Murawski, Wendy M. (2009). Collaborative teaching in secondary schools: Making the co-teaching
marriage work. Thousand Oaks, CA: Corwin Press.
Collaborative Teaching in Secondary Schools: Making the Co-teaching Marriage Work! by Dr. Wendy Murawski engages the reader from the beginning, starting with the table of contents. It cleverly ties the co-teaching partnership to the marriage relationship with chapter titles such as “The Dating Scene,” “The Engagement,” “The Wedding,” and finally “The Marriage.” As a special education teacher, Dr. Murawski understands the importance of connecting information to prior knowledge for optimal retention. Therefore, applying the stages of co-teaching to the process leading up to a marriage relationship, even considering the possibility of divorce, creates a helpful informative resource guide in an easy to read and entertaining format. Murawski masterfully communicates that co-teaching is a relationship which depends on interpersonal qualities of respect, compromise, and humor for success in addition to the practical matters involved in providing quality educational opportunities for the children. Anyone who has experienced or witnessed the work involved in planning a wedding will appreciate the attention to details provided in this book.
Dr. Wendy Murawski’s major purpose in writing the book was to provide a practical resource that would guide teachers and administrators into a successful, enduring, co-teaching relationship. Information is presented with an informal tone. Practical strategies for differentiation and application are provided along with various templates and models for application of co-teaching in different settings. There are easy reference pages for information in each chapter, resources should the reader want more on a topic, and a self-assessment at the end of each chapter to assess mastery of content. Within each chapter is a division for administrators which highlight an especially helpful piece of a successful co-teaching experience. There is a chapter entitled; “Playing Nicely with the Other Parents,” which discusses how seamlessly co-teaching works with other school improvement initiatives. Many of the critical aspects of Response to Intervention are addressed through the co-teaching experience. The index is complete and detailed with an extensive reference list. There are three pages of websites for disability, inclusion and differentiating lessons. The photographs and numerous printable worksheets will model and guide teachers and administrators into a successful co-teaching relationship.
The strengths throughout Collaborative Teaching in Secondary Schools far outweigh any discernable weaknesses.

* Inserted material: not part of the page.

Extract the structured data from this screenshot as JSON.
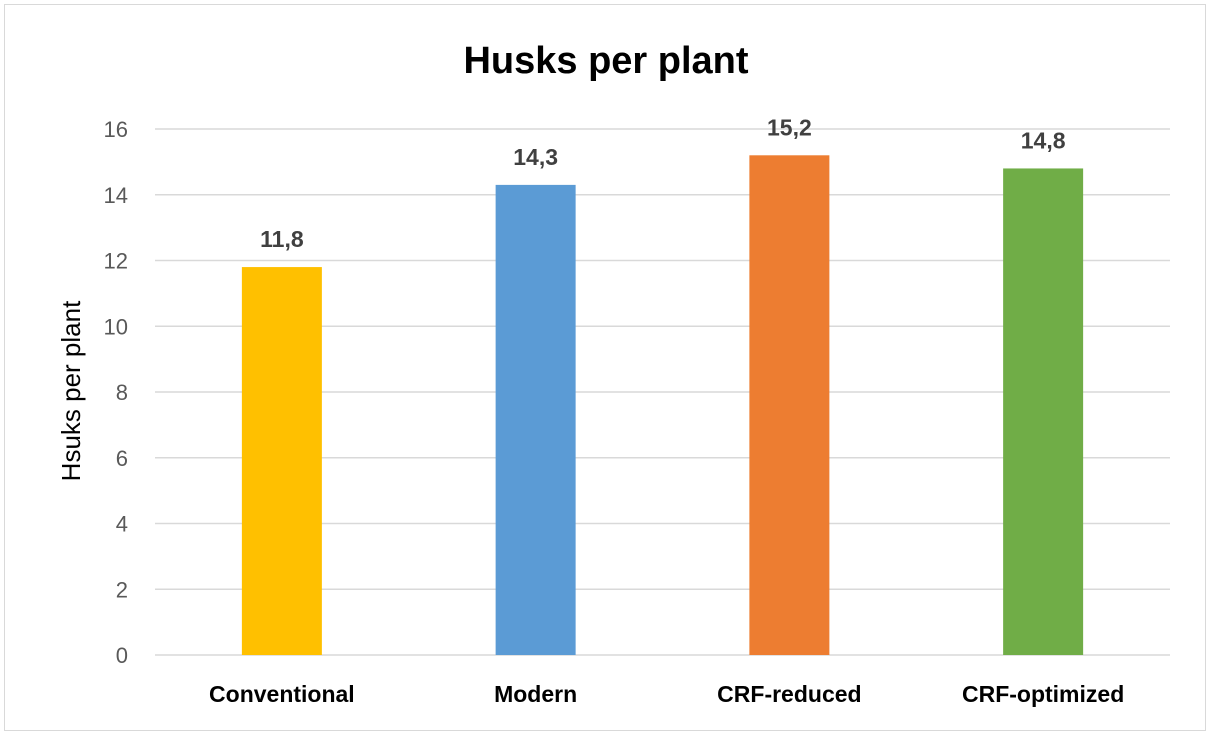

The book is easy to use with co-teaching terminology clearly defined and guided discussion points in reproducible handouts to facilitate the evolution of the co-teaching relationship. “Matchmaker, Matchmaker” is the title of the section in each chapter which highlights the role of the administrator as an important overseer of the relationship, such as mediation between the co-teachers and more practical matters of distributing the students with special needs among various classrooms in order to establish “natural proportions” or 15-20% per classroom. The “EZ Reference” pages and “Cliff Notes” synopsis for each chapter are definitely strengths for this book. The main co-teaching focus for this book is inclusion for students with special needs in the general population. Reference is made to the benefits of co-teaching for students in the classroom population who are academically and intellectually gifted, but it is not a condition of differentiation that is expounded upon. Little attention to co-teaching and differentiation to meet the needs of students with giftedness or English Language Learners would be the only weakness of this book.
Dr. Wendy Murawski has classroom experience co-teaching. She has a Ph.D. in special education with an emphasis on co-teaching, collaboration, and research. She is the co-creator of Co-Teach Solutions Systems software and owns an educational consulting company. She accurately recounts the history and rationale for inclusion along with the development of laws associated with the policy of least restrictive environment which is a driving force behind the use of co-teaching for an optimal learning environment. Dr. Murawski addresses all roles in the co-teaching relationship with objectivity and parity. She stresses the importance of starting with baby steps when implementing a co-teaching program. Her book is current and applicable to a variety of audiences both experienced, and those just starting the co-teaching relationship. She provides extensive coverage of all aspects of inclusion from the formation to the longevity of a collaborative relationship. Transition information between divisions in secondary school years as well as a student’s anticipated exit from the secondary system are addressed in this comprehensive book. This book has several attributes that make it a easy and practical to use for busy educational professionals.
Collaborative Teaching in Secondary Schools: Making the Co-Teaching Marriage Work! should be on every teacher’s bookshelf. The format of the book follows the stages of teaming proposed by Norris (1997), Gately and Gately (2001) of Forming, Storming, Norming, and Performing. The stages in a marriage relationship that mirror these are Dating, Engagement, Wedding, and Marriage. This book illustrates the stages of group formation in a tangible and practical way so the participants understand they will have to pass through certain stages in the co-teaching experience. This book provides valuable resources to make the journey more successful. So, raise your glasses to the bride and groom. A co-teaching marriage is sure to reach its golden anniversary with this resource as its foundation.